AIの利益ポテンシャルを削る力
私は、業界分析と競争優位に関する著作で経営戦略という分野を一変させたハーバード・ビジネス・スクール教授のマイケル・ポーターと仕事をしてきた。その経験から、AI業界の利益ポテンシャルを押し下げている力に、人一倍敏感になっている。
私は以前、この業界の地図を描き、本質的な収益性が異なる複数のセグメントを洗い出した。要するに、AI半導体の設計・製造セグメントは収益性が非常に高い一方、AIチャットボットの供給企業は巨額の赤字を垂れ流している。
なぜか。OpenAIとAnthropicは四方八方から攻められているからだ。売り手の交渉力は絶大で、価格競争も技術革新の圧力も激しい。新規参入に必要なコストは下がり続けている。そして顧客は、乗り換えの負担が小さいうえに、少しでも割安なものを探す強い動機を持っている。
具体的には以下だ。
売り手(供給業者)の交渉力
AIチャットボット企業は、AIクラウドサービス事業者からトークンを買う。そのクラウド事業者は半導体メーカーからGPUとメモリー半導体を買い、半導体メーカーはエヌビディアなどから設計をライセンスしている。トークンの価格は年々驚異的なペースで下がっており、EpochAIによれば100万トークンあたり2021年の60ドル(約9540円)から現在は約0.06ドル(約9.5円)になった。

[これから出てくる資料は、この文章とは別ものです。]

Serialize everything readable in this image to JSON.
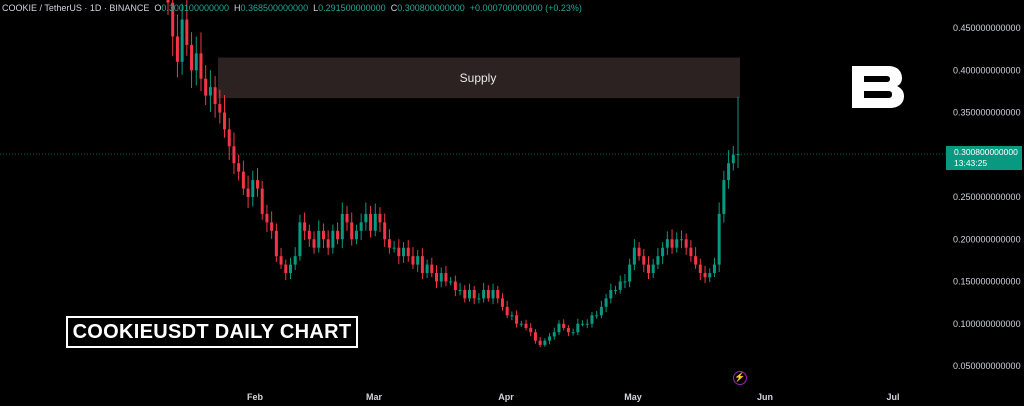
{
  "header": {
    "symbol": "COOKIE / TetherUS · 1D · BINANCE",
    "o_label": "O",
    "o_value": "0.300100000000",
    "h_label": "H",
    "h_value": "0.368500000000",
    "l_label": "L",
    "l_value": "0.291500000000",
    "c_label": "C",
    "c_value": "0.300800000000",
    "change": "+0.000700000000 (+0.23%)"
  },
  "price_tag": {
    "price": "0.300800000000",
    "countdown": "13:43:25"
  },
  "annotation": {
    "supply_label": "Supply"
  },
  "title_box": "COOKIEUSDT DAILY CHART",
  "colors": {
    "up": "#089981",
    "down": "#f23645",
    "supply_zone": "#2d2222",
    "background": "#000000"
  },
  "icons": {
    "logo": "b-logo-icon",
    "flash": "lightning-icon"
  },
  "chart_data": {
    "type": "candlestick",
    "title": "COOKIEUSDT DAILY CHART",
    "y_axis": {
      "ticks": [
        "0.450000000000",
        "0.400000000000",
        "0.350000000000",
        "0.300000000000",
        "0.250000000000",
        "0.200000000000",
        "0.150000000000",
        "0.100000000000",
        "0.050000000000"
      ],
      "tick_values": [
        0.45,
        0.4,
        0.35,
        0.3,
        0.25,
        0.2,
        0.15,
        0.1,
        0.05
      ],
      "ylim": [
        0.02,
        0.48
      ]
    },
    "x_axis": {
      "ticks": [
        "Feb",
        "Mar",
        "Apr",
        "May",
        "Jun",
        "Jul"
      ]
    },
    "supply_zone": {
      "low": 0.367,
      "high": 0.415,
      "label": "Supply"
    },
    "last_price": 0.3008,
    "closes": [
      0.48,
      0.44,
      0.41,
      0.46,
      0.43,
      0.4,
      0.42,
      0.39,
      0.37,
      0.38,
      0.36,
      0.35,
      0.33,
      0.31,
      0.29,
      0.28,
      0.26,
      0.25,
      0.27,
      0.26,
      0.23,
      0.22,
      0.21,
      0.18,
      0.17,
      0.16,
      0.17,
      0.18,
      0.22,
      0.21,
      0.2,
      0.19,
      0.21,
      0.2,
      0.19,
      0.21,
      0.2,
      0.23,
      0.22,
      0.2,
      0.21,
      0.22,
      0.23,
      0.21,
      0.23,
      0.22,
      0.2,
      0.19,
      0.19,
      0.18,
      0.19,
      0.18,
      0.17,
      0.18,
      0.16,
      0.17,
      0.16,
      0.15,
      0.16,
      0.15,
      0.15,
      0.14,
      0.14,
      0.13,
      0.14,
      0.13,
      0.13,
      0.14,
      0.13,
      0.14,
      0.13,
      0.12,
      0.11,
      0.11,
      0.1,
      0.1,
      0.095,
      0.09,
      0.08,
      0.075,
      0.08,
      0.085,
      0.09,
      0.1,
      0.095,
      0.09,
      0.09,
      0.1,
      0.1,
      0.1,
      0.11,
      0.11,
      0.12,
      0.13,
      0.14,
      0.14,
      0.15,
      0.15,
      0.17,
      0.19,
      0.18,
      0.17,
      0.16,
      0.17,
      0.18,
      0.19,
      0.2,
      0.19,
      0.2,
      0.2,
      0.19,
      0.18,
      0.17,
      0.16,
      0.155,
      0.16,
      0.17,
      0.23,
      0.27,
      0.29,
      0.3,
      0.3008
    ]
  }
}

ところが、エージェント型AI(指示を受けて自律的に複数の手順をこなすAI)が使うトークン量は桁違いに多い。グーグルのトークン消費量は2023年の月間9.7兆トークンから330倍に膨らみ、現在は3200兆トークンを超えていると、同社のサンダー・ピチャイCEOが5月のGoogle I/Oで語った。しかも、この処理を担う半導体は需要が供給を上回っている。DRAM(dynamic random access memory。パソコンやサーバーの主記憶に使われる半導体メモリー)の価格は、2026年に335%上昇すると見込まれている。
既存企業間の敵対関係
前述のとおり、OpenAIとAnthropicは、いわゆるオープンウェイトモデル(モデルの重みパラメーターが公開され、誰でも入手して自前で動かせるAIモデル)との競争にさらされている。オープンウェイトモデルは、企業が必要とする作業をはるかに安く片づけられる。layer3labsによると、ライセンス料はかからないものの、動かすための費用は自前で負担しなければならない。とはいえ、こうした低コストのモデルが手に入るようになったこと自体が、既存勢力への圧力になっている。
新規参入の脅威
OpenAIとAnthropicは、自社モデルの構築に莫大な費用を投じてきた。Claude 3では1億ドル(約159億円)である。これに対しDeepSeekのような競合が払った額ははるかに少なく、学習にかかったのは600万ドル(約9億5400万円)だった。これは、5億ドル(約795億円)に上るハードウエアなどの初期費用は含まない。参入障壁がこれだけ下がれば、価格競争が続くのは避けられない。
買い手の交渉力
最後に、企業はAIにこれほどの金を使うことにうんざりしている。投資に見合う経済的な見返りが測りにくいことを考えれば、なおさらだ。
OpenAIとAnthropicの新規株式公開(IPO)が近づくなか、AIチャットボット市場の利益ポテンシャルが目減りしていることは、個人投資家にとって明るい材料とはいえない。